Brown bread is not always more nutritious than white. In fact, the brown color is often just a marketing gimmick, just white bread with coloring added (like a fake tan). To tell if a brown bread is really more nutritious, read the label. If the first ingredient is “whole wheat,” this is a healthy food. If it says “bleached” or “enriched” flour, or just wheat flour, it is just colored white bread. Some labels will say only “wheat flour,” which is 75 percent white and 25 percent whole wheat. Always check the label rather than going by color.

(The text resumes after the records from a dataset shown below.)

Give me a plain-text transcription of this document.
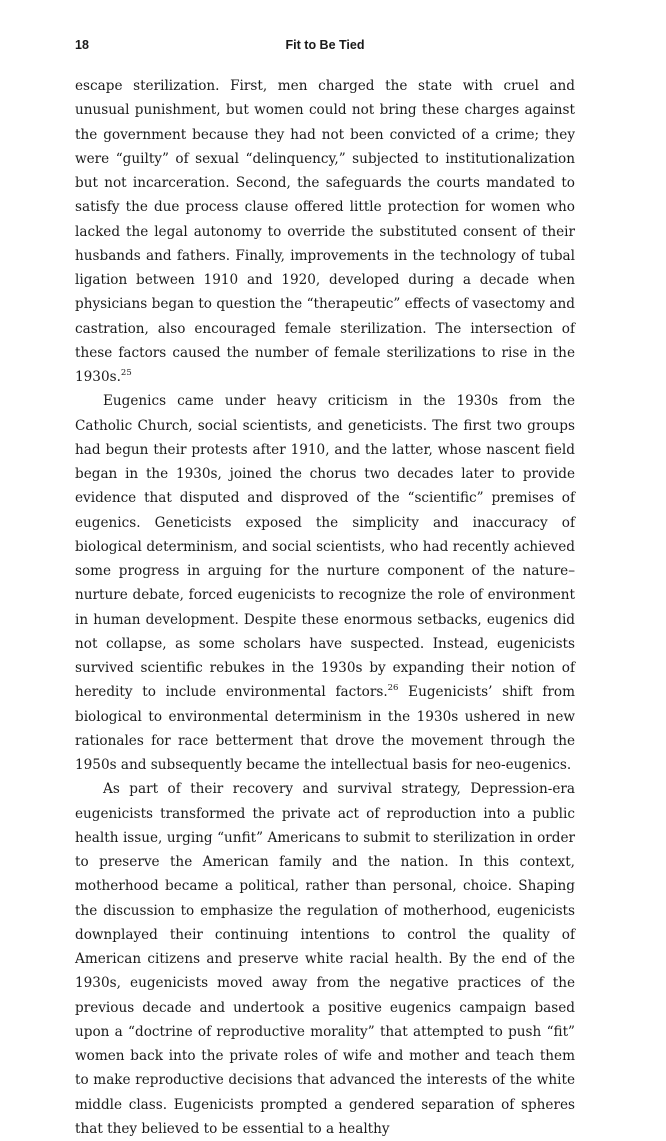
18	Fit to Be Tied

escape sterilization. First, men charged the state with cruel and unusual punishment, but women could not bring these charges against the government because they had not been convicted of a crime; they were “guilty” of sexual “delinquency,” subjected to institutionalization but not incarceration. Second, the safeguards the courts mandated to satisfy the due process clause offered little protection for women who lacked the legal autonomy to override the substituted consent of their husbands and fathers. Finally, improvements in the technology of tubal ligation between 1910 and 1920, developed during a decade when physicians began to question the “therapeutic” effects of vasectomy and castration, also encouraged female sterilization. The intersection of these factors caused the number of female sterilizations to rise in the 1930s.$^{25}$

Eugenics came under heavy criticism in the 1930s from the Catholic Church, social scientists, and geneticists. The first two groups had begun their protests after 1910, and the latter, whose nascent field began in the 1930s, joined the chorus two decades later to provide evidence that disputed and disproved of the “scientific” premises of eugenics. Geneticists exposed the simplicity and inaccuracy of biological determinism, and social scientists, who had recently achieved some progress in arguing for the nurture component of the nature–nurture debate, forced eugenicists to recognize the role of environment in human development. Despite these enormous setbacks, eugenics did not collapse, as some scholars have suspected. Instead, eugenicists survived scientific rebukes in the 1930s by expanding their notion of heredity to include environmental factors.$^{26}$ Eugenicists’ shift from biological to environmental determinism in the 1930s ushered in new rationales for race betterment that drove the movement through the 1950s and subsequently became the intellectual basis for neo-eugenics.

As part of their recovery and survival strategy, Depression-era eugenicists transformed the private act of reproduction into a public health issue, urging “unfit” Americans to submit to sterilization in order to preserve the American family and the nation. In this context, motherhood became a political, rather than personal, choice. Shaping the discussion to emphasize the regulation of motherhood, eugenicists downplayed their continuing intentions to control the quality of American citizens and preserve white racial health. By the end of the 1930s, eugenicists moved away from the negative practices of the previous decade and undertook a positive eugenics campaign based upon a “doctrine of reproductive morality” that attempted to push “fit” women back into the private roles of wife and mother and teach them to make reproductive decisions that advanced the interests of the white middle class. Eugenicists prompted a gendered separation of spheres that they believed to be essential to a healthy
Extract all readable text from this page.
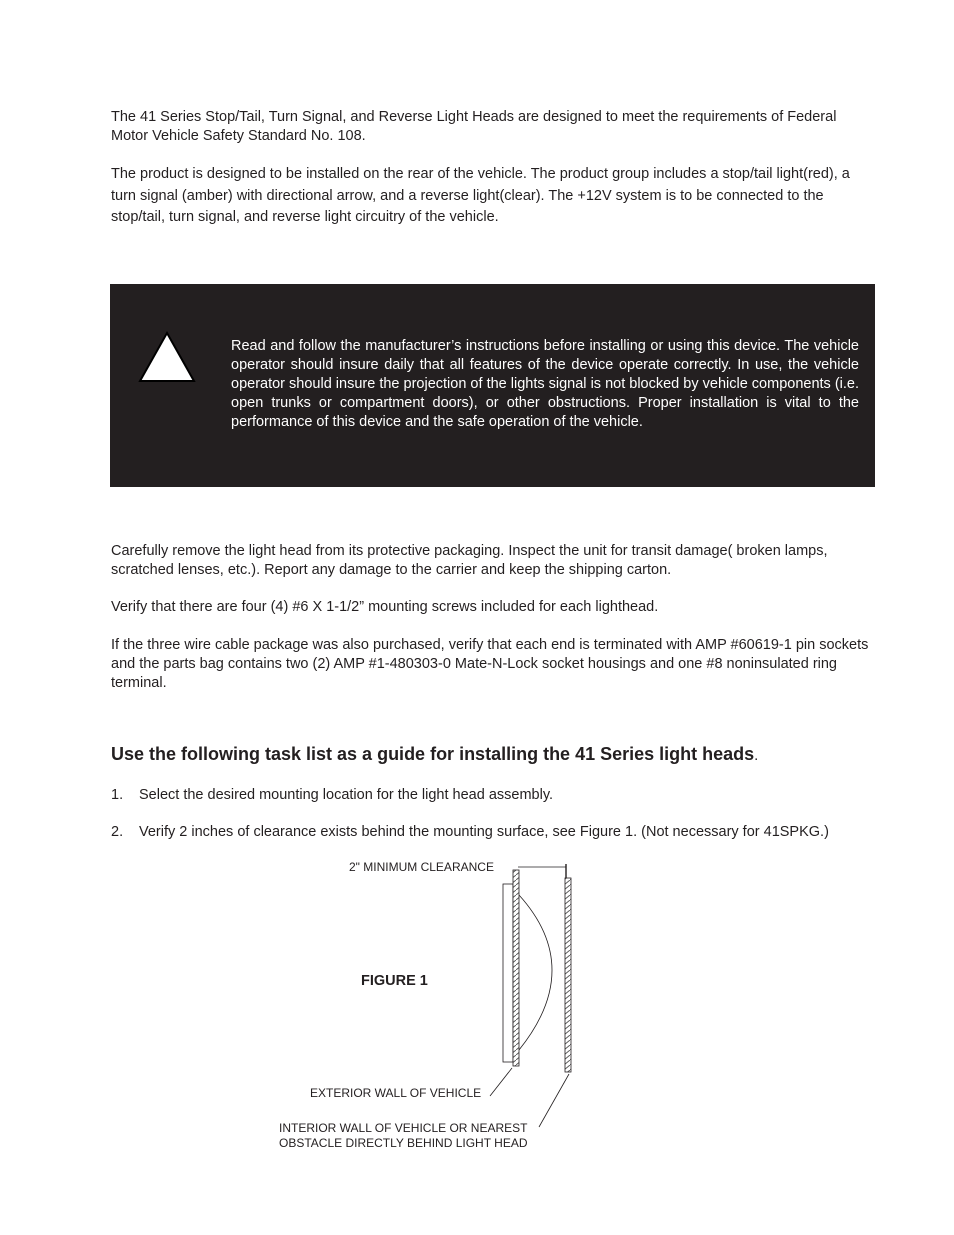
The 41 Series Stop/Tail, Turn Signal, and Reverse Light Heads are designed to meet the requirements of Federal Motor Vehicle Safety Standard No. 108.

The product is designed to be installed on the rear of the vehicle. The product group includes a stop/tail light(red), a turn signal (amber) with directional arrow, and a reverse light(clear). The +12V system is to be connected to the stop/tail, turn signal, and reverse light circuitry of the vehicle.

Read and follow the manufacturer’s instructions before installing or using this device. The vehicle operator should insure daily that all features of the device operate correctly. In use, the vehicle operator should insure the projection of the lights signal is not blocked by vehicle components (i.e. open trunks or compartment doors), or other obstructions. Proper installation is vital to the performance of this device and the safe operation of the vehicle.

Carefully remove the light head from its protective packaging. Inspect the unit for transit damage( broken lamps, scratched lenses, etc.). Report any damage to the carrier and keep the shipping carton.

Verify that there are four (4) #6 X 1-1/2” mounting screws included for each lighthead.

If the three wire cable package was also purchased, verify that each end is terminated with AMP #60619-1 pin sockets and the parts bag contains two (2) AMP #1-480303-0 Mate-N-Lock socket housings and one #8 noninsulated ring terminal.

Use the following task list as a guide for installing the 41 Series light heads.
1. Select the desired mounting location for the light head assembly.
2. Verify 2 inches of clearance exists behind the mounting surface, see Figure 1. (Not necessary for 41SPKG.)

2" MINIMUM CLEARANCE

FIGURE 1

EXTERIOR WALL OF VEHICLE

INTERIOR WALL OF VEHICLE OR NEAREST
OBSTACLE DIRECTLY BEHIND LIGHT HEAD
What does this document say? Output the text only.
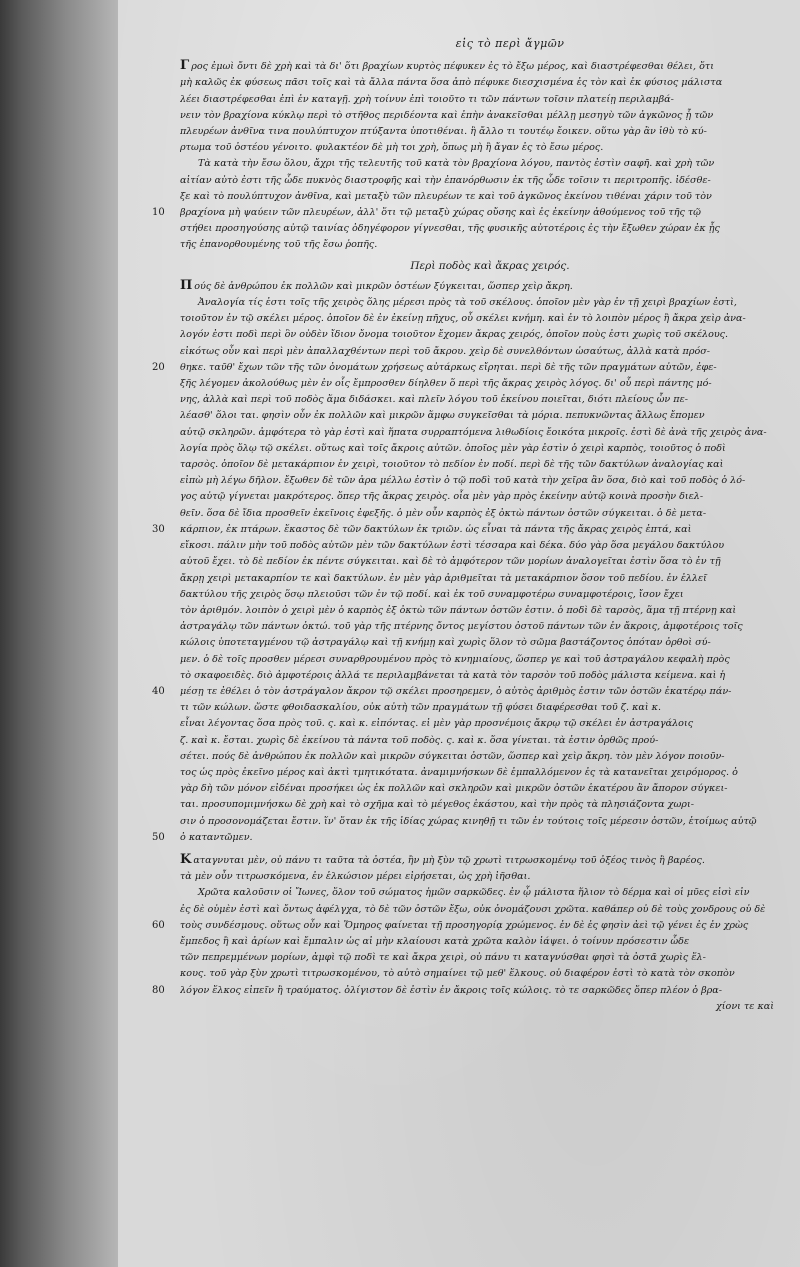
εἰς τὸ περὶ ἄγμῶν
Γ ρος ἐμωὶ ὄντι δὲ χρὴ καὶ τὰ δι' ὅτι βραχίων κυρτὸς πέφυκεν ἐς τὸ ἔξω μέρος, καὶ διαστρέφεσθαι θέλει, ὅτι
μὴ καλῶς ἐκ φύσεως πᾶσι τοῖς καὶ τὰ ἄλλα πάντα ὅσα ἀπὸ πέφυκε διεσχισμένα ἐς τὸν καὶ ἐκ φύσιος μάλιστα
λέει διαστρέφεσθαι ἐπὶ ἐν καταγῇ. χρὴ τοίνυν ἐπὶ τοιοῦτο τι τῶν πάντων τοῖσιν πλατείῃ περιλαμβά-
νειν τὸν βραχίονα κύκλῳ περὶ τὸ στῆθος περιδέοντα καὶ ἐπὴν ἀνακεῖσθαι μέλλῃ μεσηγὺ τῶν ἀγκῶνος ᾗ τῶν
πλευρέων ἀνθῖνα τινα πουλύπτυχον πτύξαντα ὑποτιθέναι. ἢ ἄλλο τι τουτέῳ ἔοικεν. οὕτω γὰρ ἂν ἰθὺ τὸ κύ-
ρτωμα τοῦ ὀστέου γένοιτο. φυλακτέον δὲ μὴ τοι χρὴ, ὅπως μὴ ἢ ἄγαν ἐς τὸ ἔσω μέρος.
Τὰ κατὰ τὴν ἔσω ὅλου, ἄχρι τῆς τελευτῆς τοῦ κατὰ τὸν βραχίονα λόγου, παντὸς ἐστὶν σαφῆ. καὶ χρὴ τῶν
αἰτίαν αὐτὸ ἐστι τῆς ὧδε πυκνὸς διαστροφῆς καὶ τὴν ἐπανόρθωσιν ἐκ τῆς ὧδε τοῖσιν τι περιτροπῆς. ἰδέσθε-
ξε καὶ τὸ πουλύπτυχον ἀνθῖνα, καὶ μεταξὺ τῶν πλευρέων τε καὶ τοῦ ἀγκῶνος ἐκείνου τιθέναι χάριν τοῦ τὸν
10 βραχίονα μὴ ψαύειν τῶν πλευρέων, ἀλλ' ὅτι τῷ μεταξὺ χώρας οὔσης καὶ ἐς ἐκείνην ἀθούμενος τοῦ τῆς τῷ
στήθει προσηγούσης αὐτῷ ταινίας ὁδηγέφορον γίγνεσθαι, τῆς φυσικῆς αὐτοτέροις ἐς τὴν ἔξωθεν χώραν ἐκ ᾗς
τῆς ἐπανορθουμένης τοῦ τῆς ἔσω ῥοπῆς.
Περὶ ποδὸς καὶ ἄκρας χειρός.
Π ούς δὲ ἀνθρώπου ἐκ πολλῶν καὶ μικρῶν ὀστέων ξύγκειται, ὥσπερ χεὶρ ἄκρη.
Ἀναλογία τίς ἐστι τοῖς τῆς χειρὸς ὅλης μέρεσι πρὸς τὰ τοῦ σκέλους. ὁποῖον μὲν γὰρ ἐν τῇ χειρὶ βραχίων ἐστὶ,
τοιοῦτον ἐν τῷ σκέλει μέρος. ὁποῖον δὲ ἐν ἐκείνῃ πῆχυς, οὗ σκέλει κνήμη. καὶ ἐν τὸ λοιπὸν μέρος ἢ ἄκρα χεὶρ ἀνα-
λογόν ἐστι ποδὶ περὶ ὃν οὐδὲν ἴδιον ὄνομα τοιοῦτον ἔχομεν ἄκρας χειρός, ὁποῖον ποὺς ἐστι χωρὶς τοῦ σκέλους.
εἰκότως οὖν καὶ περὶ μὲν ἀπαλλαχθέντων περὶ τοῦ ἄκρου. χεὶρ δὲ συνελθόντων ὡσαύτως, ἀλλὰ κατὰ πρόσ-
20 θηκε. ταῦθ' ἔχων τῶν τῆς τῶν ὀνομάτων χρήσεως αὐτάρκως εἴρηται. περὶ δὲ τῆς τῶν πραγμάτων αὐτῶν, ἐφε-
ξῆς λέγομεν ἀκολούθως μὲν ἐν οἷς ἔμπροσθεν δίηλθεν ὅ περὶ τῆς ἄκρας χειρὸς λόγος. δι' οὗ περὶ πάντης μό-
νης, ἀλλὰ καὶ περὶ τοῦ ποδὸς ἅμα διδάσκει. καὶ πλεῖν λόγου τοῦ ἐκείνου ποιεῖται, διότι πλείους ὧν πε-
λέασθ' ὅλοι ται. φησὶν οὖν ἐκ πολλῶν καὶ μικρῶν ἅμφω συγκεῖσθαι τὰ μόρια. πεπυκνῶντας ἄλλως ἔπομεν
αὐτῷ σκληρῶν. ἀμφότερα τὸ γὰρ ἐστὶ καὶ ἥπατα συρραπτόμενα λιθωδίοις ἔοικότα μικροῖς. ἐστὶ δὲ ἀνὰ τῆς χειρὸς ἀνα-
λογία πρὸς ὅλῳ τῷ σκέλει. οὕτως καὶ τοῖς ἄκροις αὐτῶν. ὁποῖος μὲν γὰρ ἐστὶν ὁ χειρὶ καρπὸς, τοιοῦτος ὁ ποδὶ
ταρσὸς. ὁποῖον δὲ μετακάρπιον ἐν χειρὶ, τοιοῦτον τὸ πεδίον ἐν ποδί. περὶ δὲ τῆς τῶν δακτύλων ἀναλογίας καὶ
εἰπὼ μὴ λέγω δῆλον. ἔξωθεν δὲ τῶν ἀρα μέλλω ἐστὶν ὁ τῷ ποδὶ τοῦ κατὰ τὴν χεῖρα ἂν ὅσα, διὸ καὶ τοῦ ποδὸς ὁ λό-
γος αὐτῷ γίγνεται μακρότερος. ὅπερ τῆς ἄκρας χειρὸς. οἷα μὲν γὰρ πρὸς ἐκείνην αὐτῷ κοινὰ προσὴν διελ-
θεῖν. ὅσα δὲ ἴδια προσθεῖν ἐκεῖνοις ἐφεξῆς. ὁ μὲν οὖν καρπὸς ἐξ ὀκτὼ πάντων ὀστῶν σύγκειται. ὁ δὲ μετα-
30 κάρπιον, ἐκ πτάρων. ἕκαστος δὲ τῶν δακτύλων ἐκ τριῶν. ὡς εἶναι τὰ πάντα τῆς ἄκρας χειρὸς ἑπτά, καὶ
εἴκοσι. πάλιν μὴν τοῦ ποδὸς αὐτῶν μὲν τῶν δακτύλων ἐστὶ τέσσαρα καὶ δέκα. δύο γὰρ ὅσα μεγάλου δακτύλου
αὐτοῦ ἔχει. τὸ δὲ πεδίον ἐκ πέντε σύγκειται. καὶ δὲ τὸ ἀμφότερον τῶν μορίων ἀναλογεῖται ἐστὶν ὅσα τὸ ἐν τῇ
ἄκρῃ χειρὶ μετακαρπίον τε καὶ δακτύλων. ἐν μὲν γὰρ ἀριθμεῖται τὰ μετακάρπιον ὅσον τοῦ πεδίου. ἐν ἐλλεῖ
δακτύλου τῆς χειρὸς ὅσῳ πλειοῦσι τῶν ἐν τῷ ποδί. καὶ ἐκ τοῦ συναμφοτέρω συναμφοτέροις, ἴσον ἔχει
τὸν ἀριθμόν. λοιπὸν ὁ χειρὶ μὲν ὁ καρπὸς ἐξ ὀκτὼ τῶν πάντων ὀστῶν ἐστιν. ὁ ποδὶ δὲ ταρσὸς, ἅμα τῇ πτέρνῃ καὶ
ἀστραγάλῳ τῶν πάντων ὀκτώ. τοῦ γὰρ τῆς πτέρνης ὄντος μεγίστου ὀστοῦ πάντων τῶν ἐν ἄκροις, ἀμφοτέροις τοῖς
κώλοις ὑποτεταγμένου τῷ ἀστραγάλῳ καὶ τῇ κνήμῃ καὶ χωρὶς ὅλον τὸ σῶμα βαστάζοντος ὁπόταν ὀρθοὶ σύ-
μεν. ὁ δὲ τοῖς προσθεν μέρεσι συναρθρουμένου πρὸς τὸ κνημιαίους, ὥσπερ γε καὶ τοῦ ἀστραγάλου κεφαλὴ πρὸς
τὸ σκαφοειδὲς. διὸ ἀμφοτέροις ἀλλά τε περιλαμβάνεται τὰ κατὰ τὸν ταρσὸν τοῦ ποδὸς μάλιστα κείμενα. καὶ ἡ
40 μέσῃ τε ἐθέλει ὁ τὸν ἀστράγαλον ἄκρον τῷ σκέλει προσηρεμεν, ὁ αὐτὸς ἀριθμὸς ἐστιν τῶν ὀστῶν ἐκατέρῳ πάν-
τι τῶν κώλων. ὥστε φθοιδασκαλίου, οὐκ αὐτὴ τῶν πραγμάτων τῇ φύσει διαφέρεσθαι τοῦ ζ. καὶ κ.
εἶναι λέγοντας ὅσα πρὸς τοῦ. ς. καὶ κ. εἰπόντας. εἰ μὲν γὰρ προσνέμοις ἄκρῳ τῷ σκέλει ἐν ἀστραγάλοις
ζ. καὶ κ. ἔσται. χωρὶς δὲ ἐκείνου τὰ πάντα τοῦ ποδὸς. ς. καὶ κ. ὅσα γίνεται. τὰ ἐστιν ὀρθῶς πρού-
σέτει. πούς δὲ ἀνθρώπου ἐκ πολλῶν καὶ μικρῶν σύγκειται ὀστῶν, ὥσπερ καὶ χεὶρ ἄκρη. τὸν μὲν λόγον ποιοῦν-
τος ὡς πρὸς ἐκεῖνο μέρος καὶ ἀκτὶ τμητικότατα. ἀναμιμνήσκων δὲ ἐμπαλλόμενον ἐς τὰ κατανεῖται χειρόμορος. ὁ
γὰρ δὴ τῶν μόνον εἰδέναι προσήκει ὡς ἐκ πολλῶν καὶ σκληρῶν καὶ μικρῶν ὀστῶν ἑκατέρου ἂν ἄπορον σύγκει-
ται. προσυπομιμνήσκω δὲ χρὴ καὶ τὸ σχῆμα καὶ τὸ μέγεθος ἑκάστου, καὶ τὴν πρὸς τὰ πλησιάζοντα χωρι-
σιν ὁ προσονομάζεται ἔστιν. ἵν' ὅταν ἐκ τῆς ἰδίας χώρας κινηθῇ τι τῶν ἐν τούτοις τοῖς μέρεσιν ὀστῶν, ἑτοίμως αὐτῷ
50 ὁ καταντῶμεν.
Κ αταγνυται μὲν, οὐ πάνυ τι ταῦτα τὰ ὀστέα, ἢν μὴ ξὺν τῷ χρωτὶ τιτρωσκομένῳ τοῦ ὀξέος τινὸς ἢ βαρέος.
τὰ μὲν οὖν τιτρωσκόμενα, ἐν ἑλκώσιον μέρει εἰρήσεται, ὡς χρὴ ἰῆσθαι.
Χρῶτα καλοῦσιν οἱ Ἴωνες, ὅλον τοῦ σώματος ἡμῶν σαρκῶδες. ἐν ᾧ μάλιστα ἥλιον τὸ δέρμα καὶ οἱ μῦες εἰσὶ εἰν
ἐς δὲ οὐμὲν ἐστὶ καὶ ὄντως ἀφέλγχα, τὸ δὲ τῶν ὀστῶν ἔξω, οὐκ ὀνομάζουσι χρῶτα. καθάπερ οὐ δὲ τοὺς χονδρους οὐ δὲ
60 τοὺς συνδέσμους. οὕτως οὖν καὶ Ὅμηρος φαίνεται τῇ προσηγορίᾳ χρώμενος. ἐν δὲ ἐς φησὶν ἀεὶ τῷ γένει ἐς ἐν χρὼς
ἔμπεδος ἢ καὶ ἀρίων καὶ ἔμπαλιν ὡς αἰ μὴν κλαίουσι κατὰ χρῶτα καλὸν ἰάψει. ὁ τοίνυν πρόσεστιν ὧδε
τῶν πεπρεμμένων μορίων, ἀμφὶ τῷ ποδὶ τε καὶ ἄκρα χειρὶ, οὐ πάνυ τι καταγνύσθαι φησὶ τὰ ὀστᾶ χωρὶς ἕλ-
κους. τοῦ γὰρ ξὺν χρωτὶ τιτρωσκομένου, τὸ αὐτὸ σημαίνει τῷ μεθ' ἕλκους. οὐ διαφέρον ἐστὶ τὸ κατὰ τὸν σκοπὸν
80 λόγον ἕλκος εἰπεῖν ἢ τραύματος. ὀλίγιστον δὲ ἐστὶν ἐν ἄκροις τοῖς κώλοις. τὸ τε σαρκῶδες ὅπερ πλέον ὁ βρα-
χίονι τε καὶ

- Spelt is a high-quality European whole wheat.
- Wheat grass means the wheatgerm has been allowed to grow, or germinate. Whether or not sprouted wheatgerm is more nutritious than an unsprouted wheatgerm is uncertain. During the sprouting process, much of the fat and carbohydrates in the seed is used for growth. The sprout still contains a lot of protein and, possibly, an increased amount of vitamins and minerals. The nutritional benefits depend upon eating a large volume of the sprouts, since they are now mostly water rather than protein by weight.
Weigh Your Bread
As a general guide, the heavier the bread the more nutrition it contains. When shopping, compare breads by holding a loaf in each hand. The loaf that weighs more is more loaded with nutrients. Bread made with whole wheat flour is naturally heavier, firmer, and more nutrient-dense than airy white bread.
- Stone-ground whole wheat is ground the old-fashioned way – between rotating stones – so that the bran, germ, and endosperm remain together. Wheat purists believe that stone-grinding produces a more nutritious flour than the conventional high-speed roller-milling, which, they claim, may overheat the grain and cause deterioration of the nutrients. Stone-ground flour usually needs to be refrigerated once opened, since the oil released during grinding makes it spoil more quickly. It’s best to store any kind of whole grain flour in the refrigerator if you won’t be using it up within a month or two. Depending on the heat produced during milling, nutritionally, stone-ground and roller-milled flour should be about the same.